The “trans.rate” input is the transition model and has an entirely different setup than speciation and extinction rates. See TransMatMakerMuHiSSE function for more details.

For user-specified “root.p”, you should specify the probability for each state combination. If you are doing a hidden model, there will be eight state combinations: 00A, 01A, 10A, 11A, 00B, 01B, 10B, 11B. So if you wanted to say the root had to be in state 00, and since you do not know the hidden state, you would specify “root.p = c(0.5, 0, 0, 0, 0.5, 0, 0, 0)”. In other words, the root has a 50% chance to be in one of the states to be 00A or 00B.

For the “root.type” option, we are currently maintaining the previous default of “madfitz”. However, it was recently pointed out by Herrera-Alsina et al. (2018) that at the root, the individual likelihoods for each possible state should be conditioned prior to averaging the individual likelihoods across states. This can be set doing “herr_als”. It is unclear to us which is exactly correct, but it does seem that both “madfitz” and “herr_als” behave exactly as they should in the case of character-independent diversification (i.e., reduces to likelihood of tree + likelihood of trait model). We've also tested the behavior and the likelihood differences are very subtle and the parameter estimates in simulation are nearly indistinguishable from the “madfitz” conditioning scheme. We provide both options and encourage users to try both and let us know conditions in which the result vary dramatically under the two root implementations. We suspect they do not.

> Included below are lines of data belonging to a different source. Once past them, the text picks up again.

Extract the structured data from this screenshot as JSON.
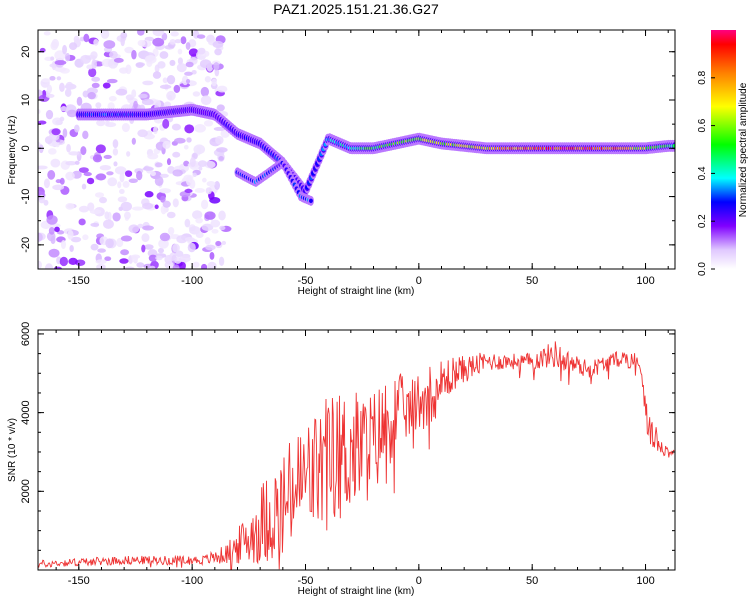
{
  "title": "PAZ1.2025.151.21.36.G27",
  "chart_data": [
    {
      "type": "heatmap",
      "xlabel": "Height of straight line (km)",
      "ylabel": "Frequency (Hz)",
      "xlim": [
        -168,
        113
      ],
      "ylim": [
        -25,
        24.5
      ],
      "xticks": [
        "-150",
        "-100",
        "-50",
        "0",
        "50",
        "100"
      ],
      "yticks": [
        "-20",
        "-10",
        "0",
        "10",
        "20"
      ],
      "colorbar": {
        "label": "Normalized spectral amplitude",
        "range": [
          0,
          1
        ],
        "ticks": [
          "0.0",
          "0.2",
          "0.4",
          "0.6",
          "0.8"
        ]
      },
      "ridge": [
        {
          "x": -150,
          "freq": 7,
          "amp": 0.25
        },
        {
          "x": -140,
          "freq": 7,
          "amp": 0.3
        },
        {
          "x": -120,
          "freq": 7,
          "amp": 0.25
        },
        {
          "x": -100,
          "freq": 8,
          "amp": 0.2
        },
        {
          "x": -90,
          "freq": 7,
          "amp": 0.2
        },
        {
          "x": -80,
          "freq": 3,
          "amp": 0.25
        },
        {
          "x": -70,
          "freq": 1,
          "amp": 0.25
        },
        {
          "x": -60,
          "freq": -3,
          "amp": 0.3
        },
        {
          "x": -50,
          "freq": -9,
          "amp": 0.25
        },
        {
          "x": -40,
          "freq": 2,
          "amp": 0.35
        },
        {
          "x": -30,
          "freq": 0,
          "amp": 0.4
        },
        {
          "x": -20,
          "freq": 0,
          "amp": 0.5
        },
        {
          "x": -10,
          "freq": 1,
          "amp": 0.55
        },
        {
          "x": 0,
          "freq": 2,
          "amp": 0.6
        },
        {
          "x": 10,
          "freq": 1,
          "amp": 0.6
        },
        {
          "x": 20,
          "freq": 0.5,
          "amp": 0.65
        },
        {
          "x": 30,
          "freq": 0,
          "amp": 0.7
        },
        {
          "x": 40,
          "freq": 0,
          "amp": 0.75
        },
        {
          "x": 50,
          "freq": 0,
          "amp": 0.85
        },
        {
          "x": 60,
          "freq": 0,
          "amp": 0.9
        },
        {
          "x": 70,
          "freq": 0,
          "amp": 0.88
        },
        {
          "x": 80,
          "freq": 0,
          "amp": 0.85
        },
        {
          "x": 90,
          "freq": 0,
          "amp": 0.75
        },
        {
          "x": 100,
          "freq": 0,
          "amp": 0.6
        },
        {
          "x": 110,
          "freq": 0.5,
          "amp": 0.45
        }
      ],
      "branch": [
        {
          "x": -80,
          "freq": -5,
          "amp": 0.25
        },
        {
          "x": -72,
          "freq": -7,
          "amp": 0.3
        },
        {
          "x": -60,
          "freq": -3,
          "amp": 0.25
        },
        {
          "x": -52,
          "freq": -10,
          "amp": 0.3
        },
        {
          "x": -47,
          "freq": -11,
          "amp": 0.3
        }
      ]
    },
    {
      "type": "line",
      "xlabel": "Height of straight line (km)",
      "ylabel": "SNR (10 * v/v)",
      "xlim": [
        -168,
        113
      ],
      "ylim": [
        0,
        6100
      ],
      "xticks": [
        "-150",
        "-100",
        "-50",
        "0",
        "50",
        "100"
      ],
      "yticks": [
        "2000",
        "4000",
        "6000"
      ],
      "series": [
        {
          "color": "#ee3333",
          "x": [
            -168,
            -150,
            -130,
            -110,
            -95,
            -85,
            -80,
            -75,
            -70,
            -65,
            -60,
            -55,
            -50,
            -45,
            -40,
            -35,
            -30,
            -25,
            -20,
            -15,
            -10,
            -8,
            -5,
            0,
            5,
            10,
            15,
            20,
            25,
            30,
            40,
            50,
            60,
            65,
            70,
            75,
            80,
            90,
            95,
            98,
            100,
            102,
            105,
            110,
            113
          ],
          "y": [
            150,
            200,
            250,
            250,
            250,
            400,
            600,
            800,
            1200,
            1400,
            1600,
            2000,
            2300,
            2500,
            2800,
            2900,
            3000,
            3100,
            3200,
            3700,
            4000,
            4100,
            4000,
            4300,
            4500,
            4700,
            5000,
            5100,
            5200,
            5300,
            5300,
            5300,
            5500,
            5300,
            5200,
            5100,
            5200,
            5400,
            5300,
            5200,
            4200,
            3500,
            3300,
            3000,
            3000
          ],
          "amplitude": [
            100,
            100,
            110,
            110,
            120,
            250,
            450,
            700,
            1000,
            1200,
            1400,
            1500,
            1600,
            1600,
            1700,
            1700,
            1600,
            1500,
            1400,
            1200,
            1100,
            900,
            700,
            800,
            800,
            700,
            450,
            350,
            300,
            250,
            200,
            220,
            350,
            300,
            250,
            220,
            220,
            200,
            250,
            300,
            500,
            400,
            300,
            150,
            100
          ]
        }
      ]
    }
  ]
}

Also, note, that in the case of “root.type=user” and “root.type=equal” are no longer explicit “root.type” options. Instead, either “madfitz” or “herr_als” are specified and the “root.p” can be set to allow for custom root options.

References

Beaulieu, J.M, and B.C. O'Meara. 2016. Detecting hidden diversification shifts in models of trait-dependent speciation and extinction. Syst. Biol. 65:583-601.

FitzJohn R.G., Maddison W.P., and Otto S.P. 2009. Estimating trait-dependent speciation and extinction rates from incompletely resolved phylogenies. Syst. Biol. 58:595-611.

Herrera-Alsina L., van Els P., and Etienne R.S. 2018. Detecting the dependence of diversification on multiples traits from phylogenetic trees and trait data. Systematic Biology In press.

Maddison W.P., Midford P.E., and Otto S.P. 2007. Estimating a binary characters effect on speciation and extinction. Syst. Biol. 56:701-710.

Nakov, T., Beaulieu, J.M., and Alverson, A.J. 2018. Freshwater diatoms diversify faster than marine in both planktonic and benthic habitats. bioRxiv, doi: https://doi.org/10.1101/406165.

Nee S., May R.M., and Harvey P.H. 1994. The reconstructed evolutionary process. Philos. Trans. R. Soc. Lond. B Biol. Sci. 344:305-311.